Madame Véronique PITE, Conseillère,

Madame Odile CRIQ, Conseillère,

Greffier lors des débats : Madame Isabelle FIORE,

FAITS ET PROCÉDURE

Mme [W] [N] a été engagée selon contrat de travail à durée indéterminée à temps partiel à effet au 1er mars 2011, en qualité d'hôtesse de caisse, par la société Lidl.

La société Lidl, qui intervient dans le secteur de l'exploitation de supermarchés alimentaires, emploie plus de dix salariés et relève de la convention collective nationale du commerce de détail et de gros à prédominance alimentaire.

Le 18 juin 2015, Mme [N] a été élue déléguée suppléante du personnel jusqu'au mois de juin 2019.

Le 14 décembre 2018, la salariée était victime d'un accident du travail. Elle était placée continument en arrêt de travail jusqu'au 13 avril 2019.

Mme [N] était convoquée le 4 janvier 2019 à un entretien préalable à un éventuel licenciement.

Le 22 février 2019, la société sollicitait l'autorisation de la licencier auprès de l'inspection du travail.

Le 24 avril 2019, l'inspection du travail refusait l'autorisation du licenciement de Mme [N].

Le 13 mai 2019, Mme [N] s'est vu notifier une mise à pied disciplinaire de huit jours.

Mme [N] a saisi, le 15 décembre 2020, le conseil de prud'hommes de Montmorency, aux fins d'annuler la mise à pied disciplinaire du 13 mai 2019, de constater l'existence d'un harcèlement moral et d'une discrimination syndicale ainsi qu'en paiement de diverses sommes indemnitaires, ce à quoi la société s'est opposée.

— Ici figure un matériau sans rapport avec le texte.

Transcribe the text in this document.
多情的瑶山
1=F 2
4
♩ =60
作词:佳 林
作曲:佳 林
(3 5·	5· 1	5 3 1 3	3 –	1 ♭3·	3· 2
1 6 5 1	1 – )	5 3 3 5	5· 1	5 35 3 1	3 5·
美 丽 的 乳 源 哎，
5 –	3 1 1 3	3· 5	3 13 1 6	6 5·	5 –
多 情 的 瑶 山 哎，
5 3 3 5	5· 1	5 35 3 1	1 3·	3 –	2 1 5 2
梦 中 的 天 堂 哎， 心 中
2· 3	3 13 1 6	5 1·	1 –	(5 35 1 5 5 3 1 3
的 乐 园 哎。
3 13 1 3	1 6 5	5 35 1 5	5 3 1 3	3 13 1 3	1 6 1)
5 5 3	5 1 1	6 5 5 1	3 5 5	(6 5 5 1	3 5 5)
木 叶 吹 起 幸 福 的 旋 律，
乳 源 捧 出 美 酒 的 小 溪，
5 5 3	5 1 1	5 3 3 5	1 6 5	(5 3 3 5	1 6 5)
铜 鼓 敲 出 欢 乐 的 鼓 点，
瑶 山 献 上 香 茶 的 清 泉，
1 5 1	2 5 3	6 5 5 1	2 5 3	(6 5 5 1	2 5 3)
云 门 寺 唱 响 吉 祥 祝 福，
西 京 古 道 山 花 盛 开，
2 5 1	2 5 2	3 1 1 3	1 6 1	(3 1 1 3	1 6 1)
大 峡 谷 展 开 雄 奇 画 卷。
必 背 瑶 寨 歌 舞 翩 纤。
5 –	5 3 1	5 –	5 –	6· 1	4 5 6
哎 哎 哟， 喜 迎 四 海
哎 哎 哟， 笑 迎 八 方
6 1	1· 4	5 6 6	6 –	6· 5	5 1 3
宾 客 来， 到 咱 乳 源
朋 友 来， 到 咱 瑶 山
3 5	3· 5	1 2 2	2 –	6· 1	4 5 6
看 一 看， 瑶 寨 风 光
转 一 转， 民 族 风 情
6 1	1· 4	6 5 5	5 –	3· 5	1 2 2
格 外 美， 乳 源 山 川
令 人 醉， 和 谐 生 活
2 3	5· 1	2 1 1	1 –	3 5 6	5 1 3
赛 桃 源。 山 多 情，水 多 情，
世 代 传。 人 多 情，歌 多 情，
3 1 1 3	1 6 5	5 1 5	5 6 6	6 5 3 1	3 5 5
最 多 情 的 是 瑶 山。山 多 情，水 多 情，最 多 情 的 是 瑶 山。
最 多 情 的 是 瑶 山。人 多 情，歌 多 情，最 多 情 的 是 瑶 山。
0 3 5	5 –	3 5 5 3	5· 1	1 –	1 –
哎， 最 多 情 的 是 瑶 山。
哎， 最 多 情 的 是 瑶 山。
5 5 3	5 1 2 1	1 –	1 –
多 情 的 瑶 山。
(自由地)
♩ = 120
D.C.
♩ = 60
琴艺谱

Par jugement rendu le 10 octobre 2022, et notifié le 24 novembre 2022, le conseil de prud'hommes a statué comme suit :

Prononce l'annulation de la mise à pied disciplinaire notifiée le 13 mai 2019 ;

Dit que la Société Lidl, prise en la personne de ses représentants légaux, devra verser les sommes suivantes à Mme [N] :

-10 000 euros à titre de dommages et intérêts pour brimades et harcèlement moral

-1 200 euros sur le fondement de l'article 700 du code de procédure civile ;

Ordonne l'exécution provisoire sur le fondement de l'article 515 du code de procédure civile ;

Déboute Mme [N] du surplus de ses demandes, fins et conclusions ;

Laisse les éventuels dépens à la charge de la société Lidl.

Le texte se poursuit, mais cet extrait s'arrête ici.